FERNANDO FERRARI FILHO, professor titular aposentado da UFRGS

MARCO FLÁVIO DA CUNHA RESENDE, professor titular da UFMG e pesquisador do CNPq

Após as eleições presidenciais de 2022, em que o país saiu politicamente dividido, a maioria das entidades empresariais e dos economistas do mercado projetava o colapso da economia brasileira no primeiro ano do governo Lula III. As projeções econômicas previam que o PIB continuaria estagnado, o IPCA fecharia o ano acima da meta inflacionária, o desemprego aumentaria, o câmbio seria desvalorizado, a Selic manter-se-ia em 13,75% ao ano, ou até subiria, e a relação dívida pública bruta/PIB estaria próxima a três dígitos.

Passados 12 meses, os referidos indicadores foram os seguintes: o PIB acumulado em quatro trimestres, tendo como referência o terceiro trimestre do ano, cresceu 3,1%; o IPCA fechou o ano em 4,62%; a taxa de desemprego trimestral — período setembro-novembro — foi de 7,5%; a taxa de câmbio ao final de dezembro fechou em R$ 4,85/US$ 1,00; a taxa básica de juros caiu para 11,75% ao ano — ainda elevada, diga-se de passagem, devido ao conservadorismo do Banco Central do Brasil (BCB) — e a dívida pública bruta, resultado para outubro, atingiu 74,7% do PIB. Enfim, os resultados dos indicadores macroeconômicos contrariaram as projeções econômicas pessimistas.

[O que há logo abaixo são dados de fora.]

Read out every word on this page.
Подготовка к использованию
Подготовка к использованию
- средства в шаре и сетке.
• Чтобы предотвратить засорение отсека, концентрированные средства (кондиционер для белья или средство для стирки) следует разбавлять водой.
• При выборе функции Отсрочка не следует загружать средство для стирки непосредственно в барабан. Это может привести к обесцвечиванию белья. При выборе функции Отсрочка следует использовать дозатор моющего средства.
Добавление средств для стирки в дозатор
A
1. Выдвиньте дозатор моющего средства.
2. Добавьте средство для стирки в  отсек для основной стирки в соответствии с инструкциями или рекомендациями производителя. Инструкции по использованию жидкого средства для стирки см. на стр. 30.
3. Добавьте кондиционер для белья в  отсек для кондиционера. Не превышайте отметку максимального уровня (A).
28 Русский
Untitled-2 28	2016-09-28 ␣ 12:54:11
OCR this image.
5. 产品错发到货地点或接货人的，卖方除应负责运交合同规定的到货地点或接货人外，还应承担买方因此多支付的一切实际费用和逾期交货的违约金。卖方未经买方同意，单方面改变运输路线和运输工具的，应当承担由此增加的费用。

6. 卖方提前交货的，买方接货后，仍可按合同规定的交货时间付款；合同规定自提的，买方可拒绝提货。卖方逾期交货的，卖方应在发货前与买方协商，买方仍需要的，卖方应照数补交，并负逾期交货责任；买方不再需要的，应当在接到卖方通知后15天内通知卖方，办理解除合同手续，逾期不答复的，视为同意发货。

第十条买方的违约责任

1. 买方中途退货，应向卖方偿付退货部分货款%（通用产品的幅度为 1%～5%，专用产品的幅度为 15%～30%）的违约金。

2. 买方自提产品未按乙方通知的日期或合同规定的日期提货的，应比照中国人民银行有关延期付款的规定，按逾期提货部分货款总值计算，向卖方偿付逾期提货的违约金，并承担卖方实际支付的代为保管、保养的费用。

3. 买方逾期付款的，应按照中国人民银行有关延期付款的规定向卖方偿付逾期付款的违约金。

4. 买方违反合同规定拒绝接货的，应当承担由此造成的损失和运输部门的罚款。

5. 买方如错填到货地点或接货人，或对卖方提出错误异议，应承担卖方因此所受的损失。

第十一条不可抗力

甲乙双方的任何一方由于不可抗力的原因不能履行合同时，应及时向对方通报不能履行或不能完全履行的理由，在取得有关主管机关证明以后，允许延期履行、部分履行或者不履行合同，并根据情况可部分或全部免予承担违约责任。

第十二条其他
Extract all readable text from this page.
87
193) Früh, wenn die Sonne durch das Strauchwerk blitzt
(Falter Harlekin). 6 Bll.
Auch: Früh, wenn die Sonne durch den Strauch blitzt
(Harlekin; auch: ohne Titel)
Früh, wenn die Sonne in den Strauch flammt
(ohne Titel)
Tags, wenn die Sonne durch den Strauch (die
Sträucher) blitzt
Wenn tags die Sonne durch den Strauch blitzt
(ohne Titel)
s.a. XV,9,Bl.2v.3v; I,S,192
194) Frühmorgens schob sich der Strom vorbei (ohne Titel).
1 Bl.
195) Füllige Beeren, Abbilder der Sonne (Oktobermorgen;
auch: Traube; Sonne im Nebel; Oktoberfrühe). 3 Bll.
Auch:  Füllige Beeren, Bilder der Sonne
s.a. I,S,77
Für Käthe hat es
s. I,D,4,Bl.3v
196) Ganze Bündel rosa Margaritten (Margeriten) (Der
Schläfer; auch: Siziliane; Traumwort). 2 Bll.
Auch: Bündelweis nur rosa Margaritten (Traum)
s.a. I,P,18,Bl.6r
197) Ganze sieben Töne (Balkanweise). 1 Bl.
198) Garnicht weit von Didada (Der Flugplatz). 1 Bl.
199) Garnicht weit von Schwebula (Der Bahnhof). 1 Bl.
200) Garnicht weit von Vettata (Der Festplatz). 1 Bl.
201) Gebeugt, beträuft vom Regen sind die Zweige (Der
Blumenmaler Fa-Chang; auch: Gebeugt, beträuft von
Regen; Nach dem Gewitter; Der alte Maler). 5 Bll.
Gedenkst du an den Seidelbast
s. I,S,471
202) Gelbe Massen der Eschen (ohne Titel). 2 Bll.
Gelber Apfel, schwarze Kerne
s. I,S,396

Ademais, se não bastassem os equívocos das referidas projeções, o governo conseguiu a aprovação no Congresso Nacional, mesmo tendo minoria parlamentar, do Regime Fiscal Sustentável (RFS), que assegura a sustentabilidade intertemporal da dívida pública, e da reforma tributária. Consequentemente, não somente o mercado ficou mais otimista com os rumos econômicos do país, bem como algumas agências internacionais de rating elevaram o risco de crédito do Brasil, tornando-o mais próximo da obtenção do "grau de investimento".

Diante do exposto, duas questões: por que as projeções se "equivocaram"? E o que esperar em 2024? Sobre os "equívocos" de previsão, por mais que o futuro seja condicionado por incertezas radicais, conforme afirmava Keynes, não é demais mencionar que análises econômicas têm que ser baseadas na racionalidade teórico-empírica e não no viés político-ideológico, o que, a nosso ver, talvez tenha condicionado aquelas elaboradas ao final de 2022. Mais especificamente, projeções são mais críveis quando baseadas na racionalidade teórico-empírica e, por conseguinte, quem as faz tende a errar menos, pois, en passant, economia, antes de tudo, é uma ciência.

Quanto às perspectivas para 2024, o compromisso do governo em zerar o deficit fiscal, o que restringe os investimentos em programas sociais e, principalmente, em infraestrutura, a queda lenta e gradual da Selic e um cenário internacional menos favorável — política e economicamente — condicionarão a performance da economia brasileira.

Como a dinâmica político-econômica do cenário internacional é uma variável exógena, centremos as atenções nos pontos fiscal e monetário. No que diz respeito à questão fiscal, um novo ciclo de aceleração do crescimento depende da retomada do investimento privado. A confiança em um futuro promissor, requerida para destravá-lo, está relacionada à expectativa da aceleração do crescimento econômico e da estabilização da dívida pública/PIB, sendo que ambos os condicionantes estão conectados. Logo, a dinâmica do crescimento depende de investimentos públicos e da cooperação entre Mercado e Estado. Em suma, política fiscal contracíclica.

Neste particular, o RFS tem forte componente pró-cíclico, visto que a despesa pública somente poderá crescer até 70,0% do aumento da arrecadação, que, por sua vez, caminha pari passu com o aumento do PIB. Soma-se aos efeitos dessa pró-ciclicidade do RFS a meta de deficit zero para este ano, o que levará à necessidade de novas reformas constitucionais para cortar direitos à educação, saúde e previdência públicas.

Quanto à política monetária, é pouco provável que no ano em curso, o BCB, ainda sob a gestão de Roberto Campos Neto, reduza a Selic de forma mais acentuada, o que acaba desestimulando o crédito e os consumo e investimento privados e pressiona o custo financeiro da dívida pública. Enfim, diante do exposto, as expectativas para 2024, sob a ótica produtiva, são crescimento mais moderado e nível de emprego estável.